В Париже Тургенев установил знакомства с ведущими европейскими авторами. Своим заграничным бытом он был вполне доволен: «Какая-то естественная, вовсе не от нас зависящая разнообразность проходила по жизни». Впрочем, и в эмиграции все его мысли были связаны с Россией. Он делился ими в письмах к литературному критику Василию Боткину:
В. П. БОТКИНУ
25 октября (6 ноября) 1856. Париж
Париж. 6-го ноября нов. ст. 1856. 25-го октября ст. ст.
Милый Боткин, Твое письмо меня душевно обрадовало, и я потому только не сейчас ответил тебе, что мне хотелось, переехавши в Париж, выслать тебе мой адресс. Но тут случились неприятности: первую квартеру, которую я нанял, я принужден был бросить, до того она оказалась холодна. Теперь я поселился Rue de Rivoli, No 206 — кажется, не дурно. Благодарю тебя за участие, которое ты принимаешь в моей жизни; действительно, я очень был счастлив всё это время — может быть, потому что «цветы последние милей роскошных первенцев полей». Теперь, если проклятая болезнь моя мне не помешает, я уже составил себе программу, как проводить время; утром работать (у меня уже совсем сложен в голове план романа, и я набросал первые сцены) — а вечером быть у друзей, выходить
Я получил из России письма. Мне говорят, что мой «Фауст» нравится (они имели глупость напечатать его с переводом Гётева «Фауста»), но я не буду покоен, пока я не узнаю твоего окончательного мнения. Ты заметишь, что я многое исправил по твоим советам. Впрочем, я это не говорю для captatio benevolentiae — я знаю, что ты во всяком случае скажешь правду. Алекс<андру> Иванычу и Огареву Ф<ауст> не понравился. Я вижу здесь Делаво (который тебе кланяется), он затевает издать новый перевод моих «Записок». К удивлению моему, мое имя известно во Франции, и мне предлагают разные издания моих переводов
Вчера я обедал у Мельгунова. Он живет здесь с своей quasi-женой, в очень милом антресоле, который он сам меблировал. Это хотя скучный, но милейший и добрейший человек. Зачем он только так пространно говорит! Он (и Делаво) тебе кланяются. Делаво такой Русофил, что вообразить нельзя. Россия для него верх совершенства, я его не разочаровываю. Что ни говори — а мне все-таки моя Русь дороже всего на свете. Особенно за границей я это чувствую.

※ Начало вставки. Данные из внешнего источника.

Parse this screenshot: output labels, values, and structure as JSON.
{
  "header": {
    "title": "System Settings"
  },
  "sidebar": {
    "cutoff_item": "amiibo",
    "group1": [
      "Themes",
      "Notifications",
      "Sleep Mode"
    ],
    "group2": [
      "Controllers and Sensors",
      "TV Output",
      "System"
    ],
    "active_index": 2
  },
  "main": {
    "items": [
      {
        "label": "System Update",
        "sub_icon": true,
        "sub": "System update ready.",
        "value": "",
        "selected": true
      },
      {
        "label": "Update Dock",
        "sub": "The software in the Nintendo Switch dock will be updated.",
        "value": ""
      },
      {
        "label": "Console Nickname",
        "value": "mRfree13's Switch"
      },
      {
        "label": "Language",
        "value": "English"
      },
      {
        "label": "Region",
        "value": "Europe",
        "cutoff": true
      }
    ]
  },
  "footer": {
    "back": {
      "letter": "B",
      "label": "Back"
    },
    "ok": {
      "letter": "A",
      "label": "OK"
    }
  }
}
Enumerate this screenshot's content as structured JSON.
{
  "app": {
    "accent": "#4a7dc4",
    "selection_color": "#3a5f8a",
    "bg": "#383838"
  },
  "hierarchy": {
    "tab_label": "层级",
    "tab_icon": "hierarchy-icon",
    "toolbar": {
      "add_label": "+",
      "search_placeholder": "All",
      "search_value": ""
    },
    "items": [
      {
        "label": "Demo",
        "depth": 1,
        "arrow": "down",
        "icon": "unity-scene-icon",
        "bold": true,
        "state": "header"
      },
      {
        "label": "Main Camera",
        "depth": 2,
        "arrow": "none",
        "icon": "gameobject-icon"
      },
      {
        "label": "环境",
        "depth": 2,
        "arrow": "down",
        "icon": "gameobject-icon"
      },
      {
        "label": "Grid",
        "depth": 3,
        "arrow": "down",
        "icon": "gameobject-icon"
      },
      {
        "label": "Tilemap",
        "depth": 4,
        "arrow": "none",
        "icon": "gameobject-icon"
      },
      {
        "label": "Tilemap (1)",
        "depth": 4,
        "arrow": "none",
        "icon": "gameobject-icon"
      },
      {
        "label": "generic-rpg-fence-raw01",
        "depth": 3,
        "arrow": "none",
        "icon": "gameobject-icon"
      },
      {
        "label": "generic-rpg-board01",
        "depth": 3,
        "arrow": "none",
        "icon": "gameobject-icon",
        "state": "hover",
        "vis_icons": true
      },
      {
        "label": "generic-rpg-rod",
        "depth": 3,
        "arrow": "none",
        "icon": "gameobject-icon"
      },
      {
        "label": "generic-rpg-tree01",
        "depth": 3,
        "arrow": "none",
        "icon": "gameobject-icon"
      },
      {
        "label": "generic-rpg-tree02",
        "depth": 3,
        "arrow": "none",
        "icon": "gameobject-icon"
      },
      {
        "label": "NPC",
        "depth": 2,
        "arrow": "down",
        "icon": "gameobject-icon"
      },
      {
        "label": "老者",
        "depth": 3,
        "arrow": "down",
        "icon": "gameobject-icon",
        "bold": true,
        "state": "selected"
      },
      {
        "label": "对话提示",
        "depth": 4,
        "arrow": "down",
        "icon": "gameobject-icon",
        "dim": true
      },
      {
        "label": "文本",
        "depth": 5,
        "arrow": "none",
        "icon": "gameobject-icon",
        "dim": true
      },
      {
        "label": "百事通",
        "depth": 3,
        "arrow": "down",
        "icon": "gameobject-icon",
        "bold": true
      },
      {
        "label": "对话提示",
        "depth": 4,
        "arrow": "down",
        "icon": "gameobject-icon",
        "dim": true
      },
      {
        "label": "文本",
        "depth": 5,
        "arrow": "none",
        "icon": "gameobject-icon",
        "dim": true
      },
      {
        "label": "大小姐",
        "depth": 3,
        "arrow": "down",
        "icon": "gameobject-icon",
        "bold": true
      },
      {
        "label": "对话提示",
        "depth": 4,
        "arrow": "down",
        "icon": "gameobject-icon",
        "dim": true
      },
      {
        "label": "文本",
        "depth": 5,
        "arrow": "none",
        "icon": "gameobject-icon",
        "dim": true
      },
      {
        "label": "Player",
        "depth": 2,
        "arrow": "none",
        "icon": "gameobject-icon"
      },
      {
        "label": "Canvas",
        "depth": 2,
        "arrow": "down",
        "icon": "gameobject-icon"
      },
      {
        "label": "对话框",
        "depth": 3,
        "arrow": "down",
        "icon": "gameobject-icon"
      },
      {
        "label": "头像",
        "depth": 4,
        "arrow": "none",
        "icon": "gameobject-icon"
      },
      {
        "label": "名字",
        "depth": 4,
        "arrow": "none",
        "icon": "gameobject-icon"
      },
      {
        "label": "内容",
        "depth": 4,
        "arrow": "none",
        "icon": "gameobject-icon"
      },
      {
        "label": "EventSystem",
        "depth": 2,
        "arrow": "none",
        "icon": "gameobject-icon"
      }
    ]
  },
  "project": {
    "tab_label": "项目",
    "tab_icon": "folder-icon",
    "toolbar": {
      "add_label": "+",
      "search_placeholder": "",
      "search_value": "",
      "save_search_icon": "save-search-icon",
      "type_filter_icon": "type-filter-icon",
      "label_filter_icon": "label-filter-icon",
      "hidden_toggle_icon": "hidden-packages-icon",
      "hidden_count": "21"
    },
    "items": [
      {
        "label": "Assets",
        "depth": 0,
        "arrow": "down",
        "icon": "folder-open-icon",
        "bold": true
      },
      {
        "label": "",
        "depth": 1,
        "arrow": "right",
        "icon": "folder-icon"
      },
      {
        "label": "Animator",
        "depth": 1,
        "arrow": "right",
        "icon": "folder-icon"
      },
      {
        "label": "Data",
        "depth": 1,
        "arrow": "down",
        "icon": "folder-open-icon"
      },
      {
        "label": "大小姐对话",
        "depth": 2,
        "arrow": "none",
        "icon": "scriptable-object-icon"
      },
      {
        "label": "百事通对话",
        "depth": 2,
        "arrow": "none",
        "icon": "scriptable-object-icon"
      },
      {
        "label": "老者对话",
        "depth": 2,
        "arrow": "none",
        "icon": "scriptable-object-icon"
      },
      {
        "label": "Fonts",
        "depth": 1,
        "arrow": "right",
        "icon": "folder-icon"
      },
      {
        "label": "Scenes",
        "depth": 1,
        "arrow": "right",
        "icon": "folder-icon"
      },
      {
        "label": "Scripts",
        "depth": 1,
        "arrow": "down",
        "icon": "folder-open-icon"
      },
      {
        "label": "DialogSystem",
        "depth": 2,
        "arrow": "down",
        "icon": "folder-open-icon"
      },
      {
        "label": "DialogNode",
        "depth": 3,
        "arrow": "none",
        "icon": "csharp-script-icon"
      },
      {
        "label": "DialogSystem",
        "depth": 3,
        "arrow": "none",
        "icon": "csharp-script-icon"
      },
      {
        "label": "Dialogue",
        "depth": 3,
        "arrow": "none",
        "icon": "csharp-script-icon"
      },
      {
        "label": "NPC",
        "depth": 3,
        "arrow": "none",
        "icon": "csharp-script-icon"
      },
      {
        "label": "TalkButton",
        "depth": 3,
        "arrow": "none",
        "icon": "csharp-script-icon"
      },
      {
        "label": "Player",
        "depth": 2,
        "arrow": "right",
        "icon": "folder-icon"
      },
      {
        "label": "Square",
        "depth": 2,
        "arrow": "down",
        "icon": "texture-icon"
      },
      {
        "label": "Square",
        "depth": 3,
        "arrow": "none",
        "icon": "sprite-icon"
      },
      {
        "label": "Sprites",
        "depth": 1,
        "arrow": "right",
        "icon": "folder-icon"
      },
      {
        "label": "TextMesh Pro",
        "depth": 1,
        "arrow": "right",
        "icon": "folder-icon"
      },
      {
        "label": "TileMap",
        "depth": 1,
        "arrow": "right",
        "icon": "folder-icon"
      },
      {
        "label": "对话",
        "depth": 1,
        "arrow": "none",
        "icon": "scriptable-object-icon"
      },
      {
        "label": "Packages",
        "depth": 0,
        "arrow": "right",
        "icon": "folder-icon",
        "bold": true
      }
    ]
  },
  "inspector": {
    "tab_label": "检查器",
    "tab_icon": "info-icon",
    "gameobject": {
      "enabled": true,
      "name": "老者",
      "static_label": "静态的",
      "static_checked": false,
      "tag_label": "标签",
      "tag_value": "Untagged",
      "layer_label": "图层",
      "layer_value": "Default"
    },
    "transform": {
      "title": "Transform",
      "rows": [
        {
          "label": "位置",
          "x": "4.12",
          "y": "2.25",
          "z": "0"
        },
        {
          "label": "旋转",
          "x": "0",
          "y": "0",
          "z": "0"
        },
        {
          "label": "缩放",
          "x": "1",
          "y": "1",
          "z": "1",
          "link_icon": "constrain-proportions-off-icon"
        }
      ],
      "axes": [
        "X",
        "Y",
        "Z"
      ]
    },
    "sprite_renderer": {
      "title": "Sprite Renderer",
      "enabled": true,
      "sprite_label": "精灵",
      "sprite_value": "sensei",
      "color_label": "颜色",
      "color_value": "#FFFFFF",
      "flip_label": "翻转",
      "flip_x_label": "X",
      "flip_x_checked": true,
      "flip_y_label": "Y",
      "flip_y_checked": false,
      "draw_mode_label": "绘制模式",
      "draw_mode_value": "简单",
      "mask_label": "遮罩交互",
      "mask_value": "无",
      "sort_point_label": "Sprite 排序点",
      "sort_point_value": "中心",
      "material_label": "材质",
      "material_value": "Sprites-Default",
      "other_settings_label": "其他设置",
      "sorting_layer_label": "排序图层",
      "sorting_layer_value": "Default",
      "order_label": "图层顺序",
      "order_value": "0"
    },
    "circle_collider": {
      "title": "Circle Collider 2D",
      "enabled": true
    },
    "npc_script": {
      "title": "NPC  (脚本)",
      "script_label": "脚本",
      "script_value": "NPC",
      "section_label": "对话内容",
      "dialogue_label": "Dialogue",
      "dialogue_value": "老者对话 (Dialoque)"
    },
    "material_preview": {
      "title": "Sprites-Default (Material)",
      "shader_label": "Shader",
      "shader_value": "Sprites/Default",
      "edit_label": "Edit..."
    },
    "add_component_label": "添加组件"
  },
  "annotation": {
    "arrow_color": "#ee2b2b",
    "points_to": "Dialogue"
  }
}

Получил я письмо от Некрасова из Рима. Он начинает поскучивать и с нетерпеньем поджидает Фета, который поехал к нему и теперь уже давно должен быть там.
Как отлично мы проводили время в Куртавнеле! Каждый день казался подарком — какая-то естественная, вовсе не от нас зависящая разнообразность проходила по жизни. Мы играли отрывки из комедий и трагедий (NB. Моя дочка была очень мила в расиновской «Ифигении». Я плох во всех ролях до крайности, но это нисколько не вредило наслаждению), переиграли все симфонии и сонаты Бетховена (всем сонатам даны были, сообща, имена), потом вот еще что мы делали: я рисовал пять или шесть профилей, какие только мне приходили — не скажу в голову — в перо; и каждый писал под каждым профилем, что он о нем думал. Выходили вещи презабавные — и Mme Viardot, разумеется, была всегда умнее, тоньше и вернее всех. Я сохранил все эти очерки и некоторыми из них (т. е. некоторыми характеристиками) воспользуюсь для будущих повестей. Словом, нам было хорошо как форелям в светлом ручье, когда солнце ударяет по нем и проникает в волну. Видал ты их тогда? Им очень тогда хорошо бывает — я в этом уверен.
Ах, если бы не вернулась моя проклятая невралгия!!! Не забывай меня, пожалуйста, и пиши, как только вздумается. Мне всегда очень весело получить от тебя письмо. Рассказывай мне про литературу, про общественную — и про свою жизнь. Передай мой поклон Островскому, Писемскому и Григорьеву. Меня самого очень интересует повесть Островского — а что его «Минин»? Неужели Писемский так захандрил, что даже роман свой не кончил? Григорьев не приютился ни в каком журнале? Я давным-давно написал Толстому и не получил от него ответа. Говорят, он был опасно болен.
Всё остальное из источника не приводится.